Concern in South Darfur, Govt. to dismantle camps

People in camps in Kass, South Darfur, are concerned about the government’s plan to dismantle their camps. Sources said that the displaced are forcibly relocated.

People in camps in Kass, South Darfur, are concerned about the government’s plan to dismantle their camps. Sources said that the camps are to be turned into permanent residences, and that displaced are forcibly relocated to alternative locations.

On Monday, multiple sources in Kass told Radio Dabanga that a meeting in the town between the director of the National Intelligence and Security Service, a military intelligence official, an official of the Sudanese Humanitarian Aid Commission, a State Government representative, and native administration leaders discussed the plan to dismantle the camps in Kass locality.

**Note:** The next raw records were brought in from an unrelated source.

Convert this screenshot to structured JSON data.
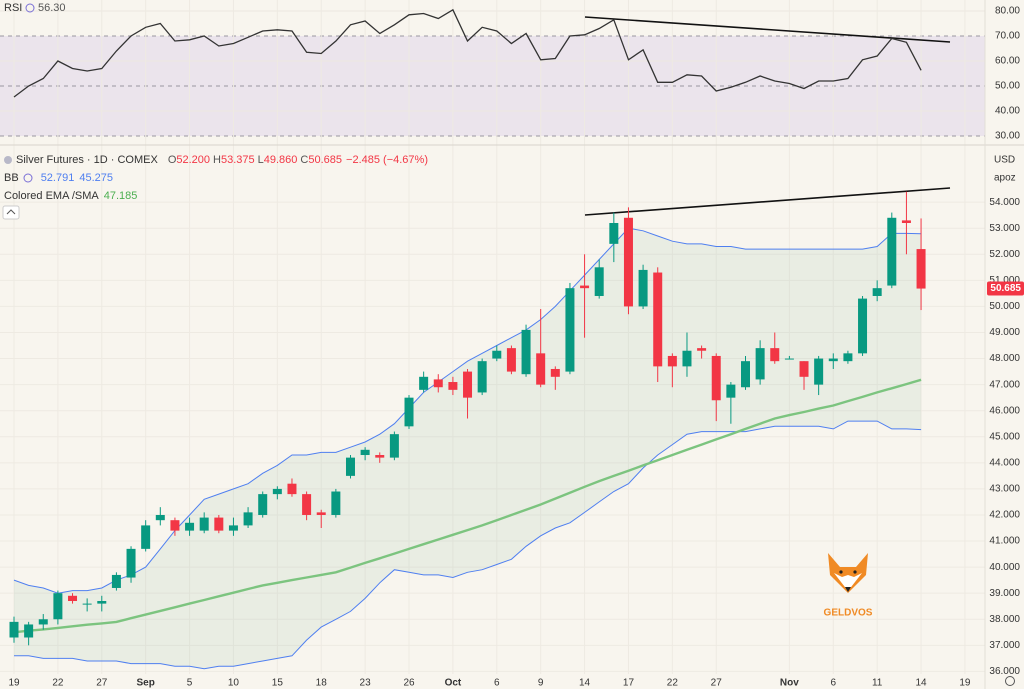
{
  "chart_data": [
    {
      "type": "line",
      "title": "RSI",
      "last_label": "56.30",
      "color": "#333333",
      "band_color": "#ebe4ec",
      "values": [
        45.6,
        50,
        53,
        60,
        57,
        56,
        57,
        64,
        70,
        73.5,
        75,
        68,
        68.5,
        70,
        66,
        67,
        69.5,
        72,
        72.5,
        72,
        63.5,
        63,
        68,
        74.5,
        76,
        71,
        74.5,
        78.5,
        79,
        77,
        80.5,
        68,
        73.5,
        72,
        67,
        71,
        60.5,
        61,
        70,
        70.5,
        73,
        76.5,
        60.5,
        64.5,
        51.5,
        51.5,
        54.5,
        54,
        48,
        49.5,
        51.5,
        54,
        52,
        51,
        49,
        52,
        52,
        53,
        60.5,
        62,
        69,
        67.5,
        56.3,
        null,
        null,
        null
      ],
      "ylim": [
        28.4,
        84.4
      ],
      "yticks": [
        {
          "value": 80,
          "label": "80.00"
        },
        {
          "value": 70,
          "label": "70.00"
        },
        {
          "value": 60,
          "label": "60.00"
        },
        {
          "value": 50,
          "label": "50.00"
        },
        {
          "value": 40,
          "label": "40.00"
        },
        {
          "value": 30,
          "label": "30.00"
        }
      ],
      "grid": true
    },
    {
      "type": "candlestick",
      "title": "Silver Futures · 1D · COMEX",
      "ohlc_letters": [
        "O",
        "H",
        "L",
        "C"
      ],
      "ohlc_labels": [
        "52.200",
        "53.375",
        "49.860",
        "50.685"
      ],
      "change": "−2.485 (−4.67%)",
      "bb_title": "BB",
      "ema_title": "Colored EMA /SMA",
      "currency": "USD",
      "scale_menu": "apoz",
      "watermark": "GELDVOS",
      "up_color": "#089981",
      "down_color": "#f23645",
      "categories": [
        "19",
        null,
        null,
        "22",
        null,
        null,
        "27",
        null,
        null,
        "Sep",
        null,
        null,
        "5",
        null,
        null,
        "10",
        null,
        null,
        "15",
        null,
        null,
        "18",
        null,
        null,
        "23",
        null,
        null,
        "26",
        null,
        null,
        "Oct",
        null,
        null,
        "6",
        null,
        null,
        "9",
        null,
        null,
        "14",
        null,
        null,
        "17",
        null,
        null,
        "22",
        null,
        null,
        "27",
        null,
        null,
        null,
        null,
        "Nov",
        null,
        null,
        "6",
        null,
        null,
        "11",
        null,
        null,
        "14",
        null,
        null,
        "19"
      ],
      "open": [
        37.3,
        37.3,
        37.8,
        38.0,
        38.9,
        38.6,
        38.6,
        39.2,
        39.6,
        40.7,
        41.8,
        41.8,
        41.4,
        41.4,
        41.9,
        41.4,
        41.6,
        42.0,
        42.8,
        43.2,
        42.8,
        42.1,
        42.0,
        43.5,
        44.3,
        44.3,
        44.2,
        45.4,
        46.8,
        47.2,
        47.1,
        47.5,
        46.7,
        48.0,
        48.4,
        47.4,
        48.2,
        47.6,
        47.5,
        50.8,
        50.4,
        52.4,
        53.4,
        50.0,
        51.3,
        48.1,
        47.7,
        48.4,
        48.1,
        46.5,
        46.9,
        47.2,
        48.4,
        48.0,
        47.9,
        47.0,
        47.9,
        47.9,
        48.2,
        50.4,
        50.8,
        53.3,
        52.2,
        null,
        null,
        null
      ],
      "high": [
        38.1,
        37.9,
        38.2,
        39.1,
        39.0,
        38.8,
        38.9,
        39.8,
        40.8,
        41.8,
        42.3,
        41.9,
        41.9,
        42.1,
        42.0,
        41.9,
        42.3,
        42.9,
        43.1,
        43.4,
        42.9,
        42.2,
        43.0,
        44.3,
        44.6,
        44.4,
        45.2,
        46.6,
        47.5,
        47.4,
        47.3,
        47.6,
        48.0,
        48.5,
        48.5,
        49.3,
        49.9,
        47.7,
        50.9,
        52.0,
        51.8,
        53.6,
        53.8,
        51.6,
        51.5,
        48.2,
        49.0,
        48.5,
        48.2,
        47.1,
        48.1,
        48.7,
        49.0,
        48.1,
        47.9,
        48.1,
        48.2,
        48.3,
        50.4,
        51.0,
        53.6,
        54.4,
        53.375,
        null,
        null,
        null
      ],
      "low": [
        37.1,
        37.0,
        37.6,
        37.8,
        38.6,
        38.3,
        38.3,
        39.1,
        39.4,
        40.6,
        41.6,
        41.2,
        41.2,
        41.3,
        41.3,
        41.2,
        41.5,
        41.9,
        42.6,
        42.7,
        41.8,
        41.5,
        41.9,
        43.4,
        44.1,
        44.0,
        44.1,
        45.3,
        46.7,
        46.7,
        46.6,
        45.7,
        46.6,
        47.9,
        47.4,
        47.3,
        46.9,
        46.8,
        47.4,
        48.8,
        50.3,
        51.7,
        49.7,
        49.9,
        47.1,
        46.9,
        47.3,
        48.0,
        45.6,
        45.5,
        46.8,
        47.0,
        47.8,
        48.0,
        46.8,
        46.6,
        47.6,
        47.8,
        48.1,
        50.2,
        50.7,
        52.0,
        49.86,
        null,
        null,
        null
      ],
      "close": [
        37.9,
        37.8,
        38.0,
        39.0,
        38.7,
        38.6,
        38.7,
        39.7,
        40.7,
        41.6,
        42.0,
        41.4,
        41.7,
        41.9,
        41.4,
        41.6,
        42.1,
        42.8,
        43.0,
        42.8,
        42.0,
        42.0,
        42.9,
        44.2,
        44.5,
        44.2,
        45.1,
        46.5,
        47.3,
        46.9,
        46.8,
        46.5,
        47.9,
        48.3,
        47.5,
        49.1,
        47.0,
        47.3,
        50.7,
        50.7,
        51.5,
        53.2,
        50.0,
        51.4,
        47.7,
        47.7,
        48.3,
        48.3,
        46.4,
        47.0,
        47.9,
        48.4,
        47.9,
        48.0,
        47.3,
        48.0,
        48.0,
        48.2,
        50.3,
        50.7,
        53.4,
        53.2,
        50.685,
        null,
        null,
        null
      ],
      "series": [
        {
          "color": "#4f7ff0",
          "values": [
            39.5,
            39.3,
            39.2,
            39.0,
            39.1,
            39.1,
            39.2,
            39.5,
            39.7,
            40.0,
            40.7,
            41.4,
            42.0,
            42.6,
            42.8,
            43.0,
            43.2,
            43.6,
            43.9,
            44.3,
            44.3,
            44.4,
            44.4,
            44.6,
            44.8,
            45.1,
            45.5,
            46.1,
            46.7,
            47.1,
            47.5,
            47.9,
            48.2,
            48.5,
            48.8,
            49.1,
            49.5,
            50.0,
            50.6,
            51.2,
            51.8,
            52.4,
            53.0,
            52.9,
            52.7,
            52.5,
            52.4,
            52.4,
            52.3,
            52.3,
            52.2,
            52.2,
            52.2,
            52.2,
            52.2,
            52.2,
            52.2,
            52.2,
            52.2,
            52.3,
            52.8,
            52.8,
            52.791,
            null,
            null,
            null
          ]
        },
        {
          "color": "#4f7ff0",
          "values": [
            36.6,
            36.6,
            36.5,
            36.5,
            36.5,
            36.4,
            36.4,
            36.4,
            36.3,
            36.3,
            36.3,
            36.2,
            36.2,
            36.1,
            36.2,
            36.2,
            36.3,
            36.4,
            36.5,
            36.6,
            37.2,
            37.7,
            38.0,
            38.3,
            38.8,
            39.4,
            39.9,
            39.8,
            39.7,
            39.7,
            39.6,
            39.8,
            39.9,
            40.1,
            40.3,
            40.8,
            41.2,
            41.5,
            41.7,
            42.1,
            42.5,
            42.9,
            43.2,
            43.8,
            44.3,
            44.7,
            45.1,
            45.2,
            45.2,
            45.2,
            45.2,
            45.3,
            45.4,
            45.4,
            45.4,
            45.4,
            45.3,
            45.6,
            45.6,
            45.6,
            45.3,
            45.3,
            45.275,
            null,
            null,
            null
          ]
        },
        {
          "color": "#7cc47f",
          "values": [
            37.5,
            37.56,
            37.61,
            37.67,
            37.73,
            37.79,
            37.84,
            37.9,
            38.04,
            38.18,
            38.32,
            38.46,
            38.6,
            38.74,
            38.88,
            39.02,
            39.16,
            39.3,
            39.4,
            39.5,
            39.6,
            39.7,
            39.8,
            39.98,
            40.16,
            40.34,
            40.52,
            40.7,
            40.88,
            41.06,
            41.24,
            41.42,
            41.6,
            41.8,
            42.0,
            42.2,
            42.4,
            42.63,
            42.85,
            43.08,
            43.3,
            43.5,
            43.7,
            43.9,
            44.1,
            44.3,
            44.5,
            44.7,
            44.9,
            45.1,
            45.3,
            45.5,
            45.7,
            45.83,
            45.95,
            46.08,
            46.2,
            46.37,
            46.53,
            46.7,
            46.86,
            47.02,
            47.185,
            null,
            null,
            null
          ]
        }
      ],
      "ylim": [
        35.9,
        56.0
      ],
      "yticks": [
        {
          "value": 54,
          "label": "54.000"
        },
        {
          "value": 53,
          "label": "53.000"
        },
        {
          "value": 52,
          "label": "52.000"
        },
        {
          "value": 51,
          "label": "51.000"
        },
        {
          "value": 50,
          "label": "50.000"
        },
        {
          "value": 49,
          "label": "49.000"
        },
        {
          "value": 48,
          "label": "48.000"
        },
        {
          "value": 47,
          "label": "47.000"
        },
        {
          "value": 46,
          "label": "46.000"
        },
        {
          "value": 45,
          "label": "45.000"
        },
        {
          "value": 44,
          "label": "44.000"
        },
        {
          "value": 43,
          "label": "43.000"
        },
        {
          "value": 42,
          "label": "42.000"
        },
        {
          "value": 41,
          "label": "41.000"
        },
        {
          "value": 40,
          "label": "40.000"
        },
        {
          "value": 39,
          "label": "39.000"
        },
        {
          "value": 38,
          "label": "38.000"
        },
        {
          "value": 37,
          "label": "37.000"
        },
        {
          "value": 36,
          "label": "36.000"
        }
      ],
      "grid": true
    }
  ]
}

The number of displaced people in the camps in the locality, where they have fled to since the armed conflict erupted in 2003, totals 187,913, according to camp leaders.

The meeting came up with the plan to divide the displaced people in Kass into three categories, dismantle the camps, and move the groups to alternative locations, one of them north of Kass.

“Another humanitarian catastrophe is on the verge of happening.”

Community leaders, sheikhs and camp representatives expressed their fear and rejected the plans, “instead of resolving the problem that brought the Darfuris to the camps in the first place”, one of them said.

They called on the United Nations to move before “another humanitarian catastrophe” occurs. According to its Office for the Coordination of Humanitarian Affairs (OCHA), there were 2.5 million displaced people in Darfur at the end of 2015. Since January 2015, up to 247,000 people in Darfur were displaced from their homes by conflict. Of these, 110,000 people have received some form of humanitarian assistance (and are therefore considered verified).

According to the activist Sudan Democracy First Group in a statement on 12 January, the Sudanese government “will be able to impose their political agenda on the displaced and use this new reality as a leverage in negotiations with the political armed movements” if it continues with its plans to dismantle camps in Darfur.

In December last year, Sudan’s second vice-president Hasabo Abdelrahman said that Khartoum intends to end the displacement in Darfur before 2017, by resettling the people who now live in camps or by the voluntary return of displaced people to their home areas. Displaced people in camps around Darfur have repeatedly rejected the plans.